Israel — Dryer weather in recent years has increased the number of forest fires in Israel. Each year, an average of 1,000 fires occur in Jewish National Fund forests throughout the country, damaging about 9,000 acres of land. In Israel, there are 400,560 acres of forest, making up just over 7% of its total area.
When such a fire on Mt. Carmel in 2010 led to the deaths of a number of Israeli police officers forty four people in total were killed on a bus while en route to the scene to help with safety in the area, the Israeli government decided to do something about the problem. It established the National Fire Authority and invested in developing new fire fighting technologies.
Israels Ministry of Public Securitys research department, together with developers from the field of meteorology and forest fire behavior, developed an operational technology for predicting the spread of fires called Matash.
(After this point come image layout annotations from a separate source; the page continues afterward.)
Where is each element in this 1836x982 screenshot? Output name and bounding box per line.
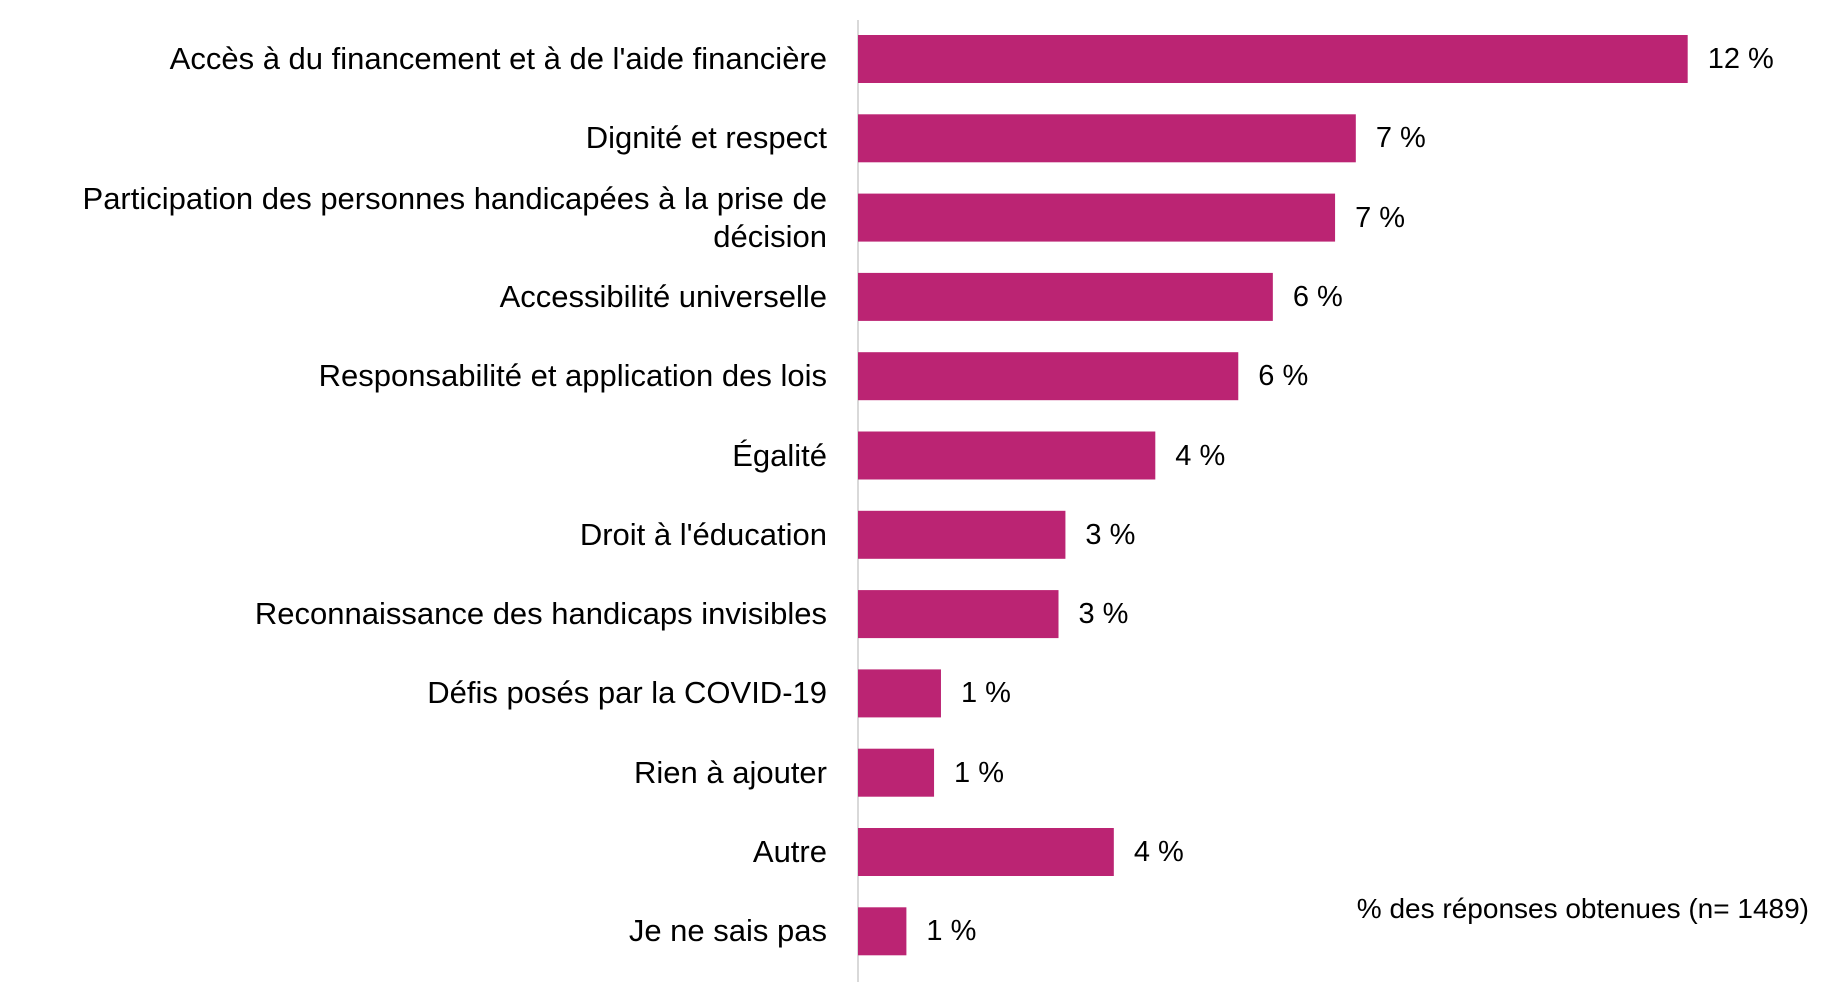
- data-label: 1 %: [926, 915, 977, 948]
- bar: [858, 748, 935, 797]
- category-label: Égalité: [732, 437, 827, 473]
- category-label: Droit à l'éducation: [579, 516, 827, 552]
- category-label: Rien à ajouter: [633, 754, 827, 790]
- category-label: Accessibilité universelle: [499, 278, 827, 314]
- category-label: Je ne sais pas: [628, 913, 827, 949]
- data-label: 3 %: [1085, 518, 1136, 551]
- data-label: 7 %: [1375, 122, 1426, 155]
- category-label: Reconnaissance des handicaps invisibles: [254, 596, 827, 632]
- data-label: 4 %: [1175, 439, 1226, 472]
- data-label: 1 %: [960, 677, 1011, 710]
- category-label: Autre: [752, 834, 827, 869]
- category-label: Dignité et respect: [585, 120, 827, 156]
- category-label: Participation des personnes handicapées …: [82, 180, 827, 254]
- category-label: Responsabilité et application des lois: [318, 358, 827, 394]
- data-label: 7 %: [1355, 201, 1406, 234]
- data-label: 3 %: [1078, 598, 1129, 631]
- bar: [858, 35, 1688, 83]
- bar: [858, 828, 1114, 876]
- data-label: 6 %: [1292, 280, 1343, 313]
- bar: [858, 590, 1059, 639]
- bar: [858, 510, 1066, 559]
- bar: [858, 272, 1273, 321]
- bar: [858, 907, 907, 956]
- bar: [858, 669, 941, 718]
- chart-note: % des réponses obtenues (n= 1489): [1356, 893, 1809, 924]
- bar: [858, 431, 1156, 480]
- bar: [858, 114, 1356, 163]
- category-label: Défis posés par la COVID-19: [427, 675, 827, 711]
- bar: [858, 352, 1239, 401]
- bar: [858, 193, 1336, 242]
- data-label: 1 %: [954, 756, 1005, 789]
- data-label: 12 %: [1707, 43, 1774, 75]
- category-label: Accès à du financement et à de l'aide fi…: [169, 41, 827, 76]
- data-label: 4 %: [1133, 836, 1184, 868]
- data-label: 6 %: [1258, 360, 1309, 393]
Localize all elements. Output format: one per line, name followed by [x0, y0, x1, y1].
Using theoretical models developed by the US National Center for Atmospheric research, the American Research Institution and the US military, the Matash system is divided into two components. There is a data system which collects meteorological data, such as temperature, relative humidity, precipitation and wind direction and speed. It also collects infrastructure data, such as topographical conditions, a map of flammable materials, and the moisture level of vegetation. Then there is a model which depicts how the fire will spread. Matash operates on a combination of the data of flammable materials, topography, and wind direction and speed.
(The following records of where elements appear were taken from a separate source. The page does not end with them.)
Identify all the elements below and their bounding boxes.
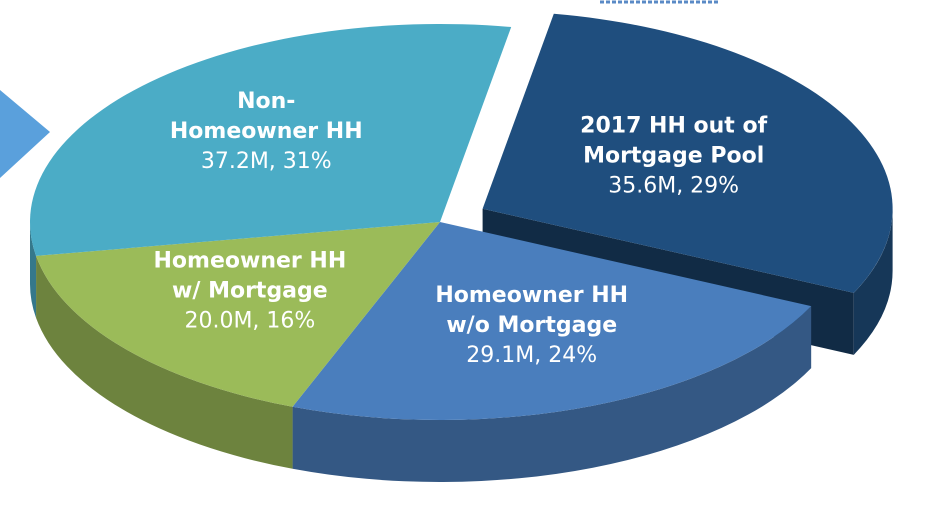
value-label: 37.2M, 31% (201, 149, 332, 174)
slice-label: Homeowner HH w/ Mortgage (154, 248, 347, 303)
decor-arrow (0, 90, 50, 178)
slice-label: 2017 HH out of Mortgage Pool (580, 113, 767, 168)
value-label: 20.0M, 16% (184, 308, 315, 333)
label-layer: 2017 HH out of Mortgage Pool 35.6M, 29% Hom… (154, 89, 768, 368)
slice-side (30, 222, 37, 318)
slice-label: Homeowner HH w/o Mortgage (435, 283, 628, 338)
value-label: 35.6M, 29% (608, 173, 739, 198)
value-label: 29.1M, 24% (466, 343, 597, 368)
slice-side (36, 255, 293, 469)
slice-side (292, 306, 812, 482)
slice-side (853, 208, 893, 355)
slice (292, 222, 812, 420)
slice-label: Non-Homeowner HH (170, 89, 363, 144)
slice (30, 23, 512, 256)
slice (482, 13, 893, 293)
top-layer (30, 13, 893, 420)
slice (36, 222, 440, 407)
Based at Israels Fire and Rescue Control Center in Reshon Leziyon, the system features a two dimensional map, a three dimensional model, maps of potential fires and high risk areas and weather forecasts for the upcoming three day period in a specific region. Matash takes only thirty minutes to predict the fires behavior over the upcoming six hour period and only ten minutes for the upcoming hour.
Using Google Maps technology, the system utilizes the Internet Geographic Information System and gets live feedback on the fires conditions, intensity and location. The system aids in decision making, by providing information to staff on two main parameters: the rate at which the fire is advancing (speed and direction) and the intensity of the fire at its front and sides. This information aids in determining whether or not to evacuate civilians, how to fight the fire, and what resources should be sent to the different areas of the fire.
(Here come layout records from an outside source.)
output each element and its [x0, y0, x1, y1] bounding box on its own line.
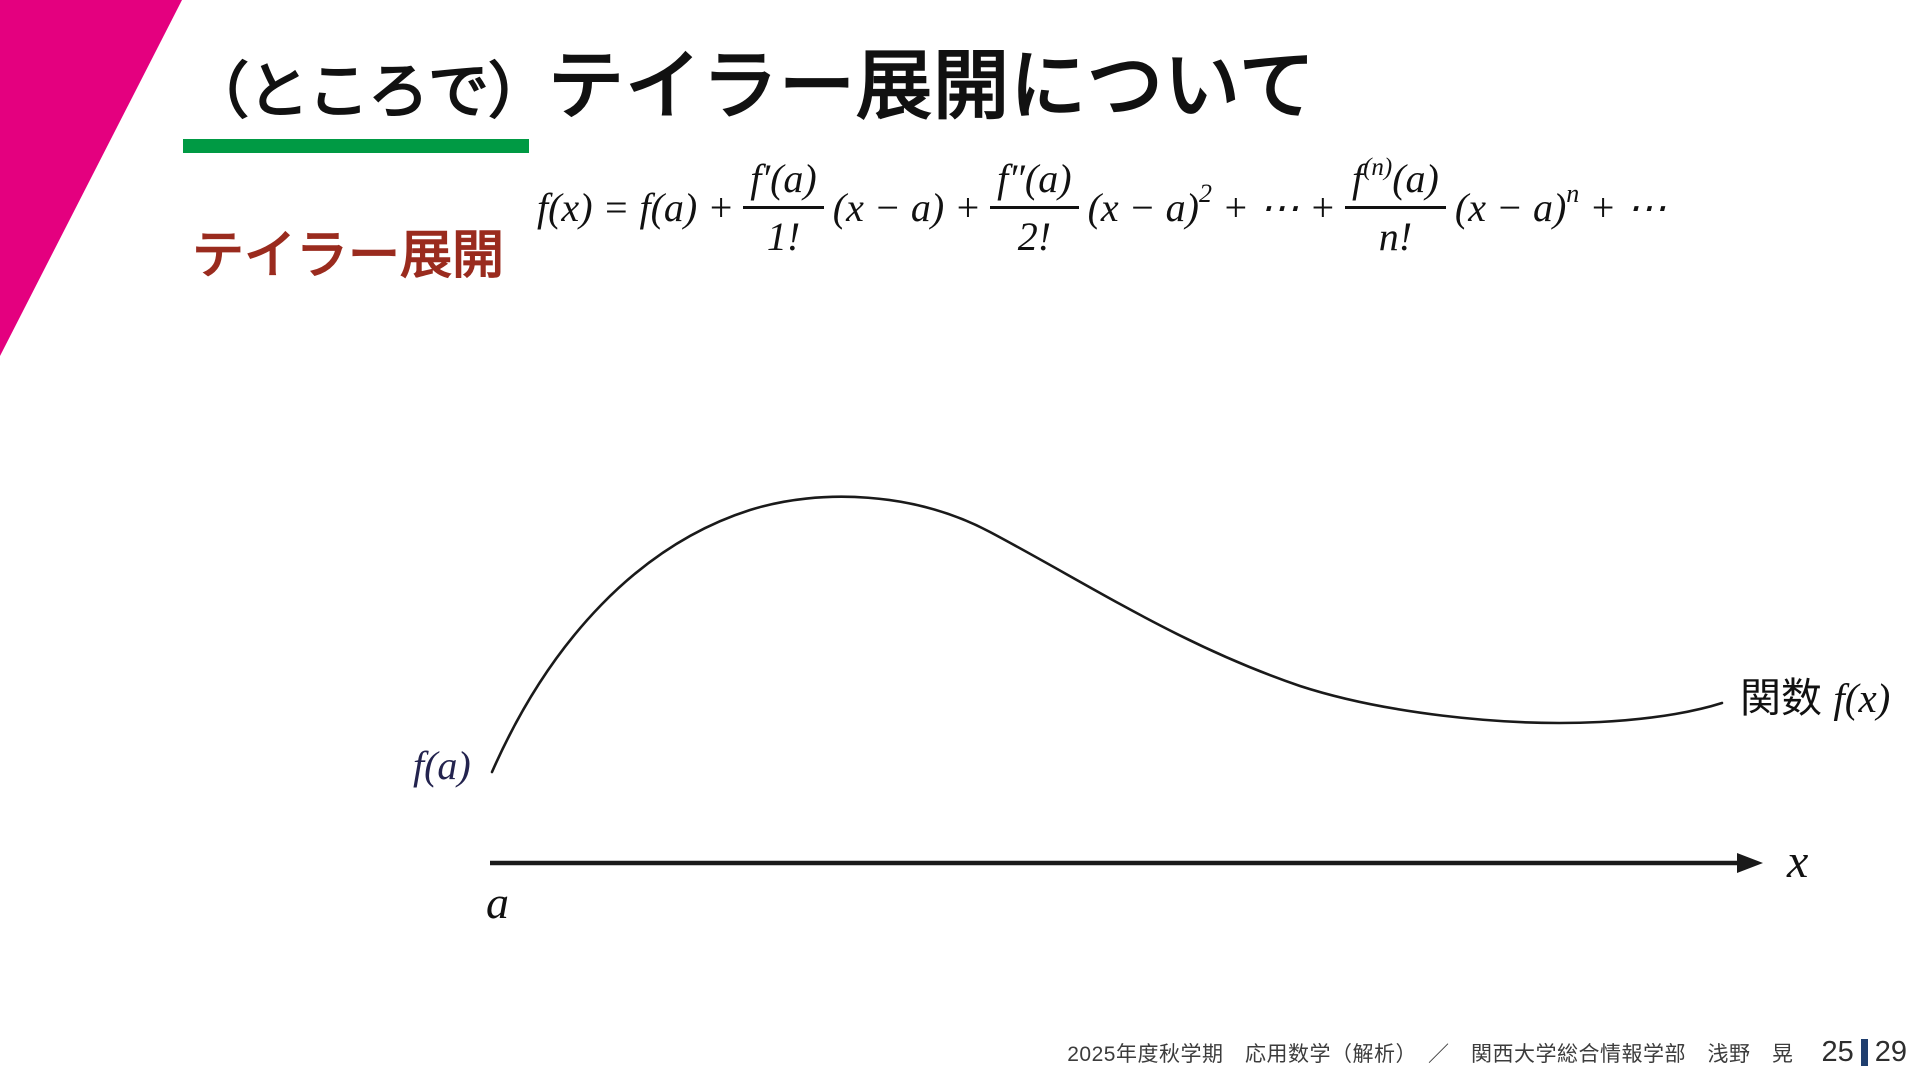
f-of-a-label: f(a)	[413, 743, 471, 788]
page-title-main: テイラー展開について	[548, 44, 1316, 129]
formula-fraction-1: f′(a) 1!	[743, 159, 824, 257]
formula-term-2: (x − a)2 + ⋯ +	[1087, 179, 1336, 230]
title-underline	[183, 139, 529, 153]
a-point-label: a	[486, 877, 509, 928]
fraction-1-denominator: 1!	[766, 214, 801, 259]
x-axis-arrowhead	[1737, 853, 1763, 873]
exponent-2: 2	[1198, 179, 1212, 208]
page-number: 25 29	[1821, 1036, 1907, 1069]
formula-lhs: f(x) = f(a) +	[537, 185, 735, 230]
taylor-expansion-label: テイラー展開	[192, 227, 505, 285]
fraction-2-numerator: f″(a)	[990, 159, 1079, 209]
exponent-n: n	[1566, 179, 1580, 208]
page-current: 25	[1821, 1036, 1854, 1068]
page-separator-bar	[1860, 1039, 1868, 1066]
fraction-n-numerator: f(n)(a)	[1344, 155, 1446, 209]
formula-term-n: (x − a)n + ⋯	[1454, 179, 1667, 230]
function-curve-label: 関数 f(x)	[1740, 675, 1891, 721]
formula-fraction-n: f(n)(a) n!	[1344, 155, 1446, 259]
page-title-prefix: （ところで）	[188, 57, 549, 125]
footer: 2025年度秋学期 応用数学（解析） ／ 関西大学総合情報学部 浅野 晃 25 …	[1067, 1036, 1907, 1069]
page-total: 29	[1874, 1036, 1907, 1068]
fraction-n-denominator: n!	[1378, 214, 1413, 259]
x-axis-label: x	[1787, 835, 1809, 888]
derivative-order-sup: (n)	[1363, 154, 1393, 181]
footer-credit: 2025年度秋学期 応用数学（解析） ／ 関西大学総合情報学部 浅野 晃	[1067, 1042, 1794, 1066]
formula-term-1: (x − a) +	[832, 185, 982, 230]
function-curve-path	[490, 495, 1724, 774]
formula-fraction-2: f″(a) 2!	[990, 159, 1079, 259]
fraction-1-numerator: f′(a)	[743, 159, 824, 209]
taylor-formula: f(x) = f(a) + f′(a) 1! (x − a) + f″(a) 2…	[537, 146, 1666, 270]
page-title: （ところで） テイラー展開について	[188, 24, 1316, 134]
fraction-2-denominator: 2!	[1017, 214, 1052, 259]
The Matash system is used in cooperation by all of Israels rescue and environmental agencies: The Fire and Rescue Services, the Israel Police, the JNF fire service, and the Israel Nature and Parks Authority.
Matash was first tested using simulations of the 2010 Carmel fire. Such simulations can be used to train firefighters and the technicians who operate the system. It has already proven its effectiveness. Last summer Matash was used to help contain two large fires in the Jerusalem area.
The system allows fire fighting officials to decide where best to deploy their resources. This, it is hoped, will help to prevent a fire from getting out of control. As evidenced by the ongoing fires in southern California, Israel is not the only country in the world which can benefit from Matash.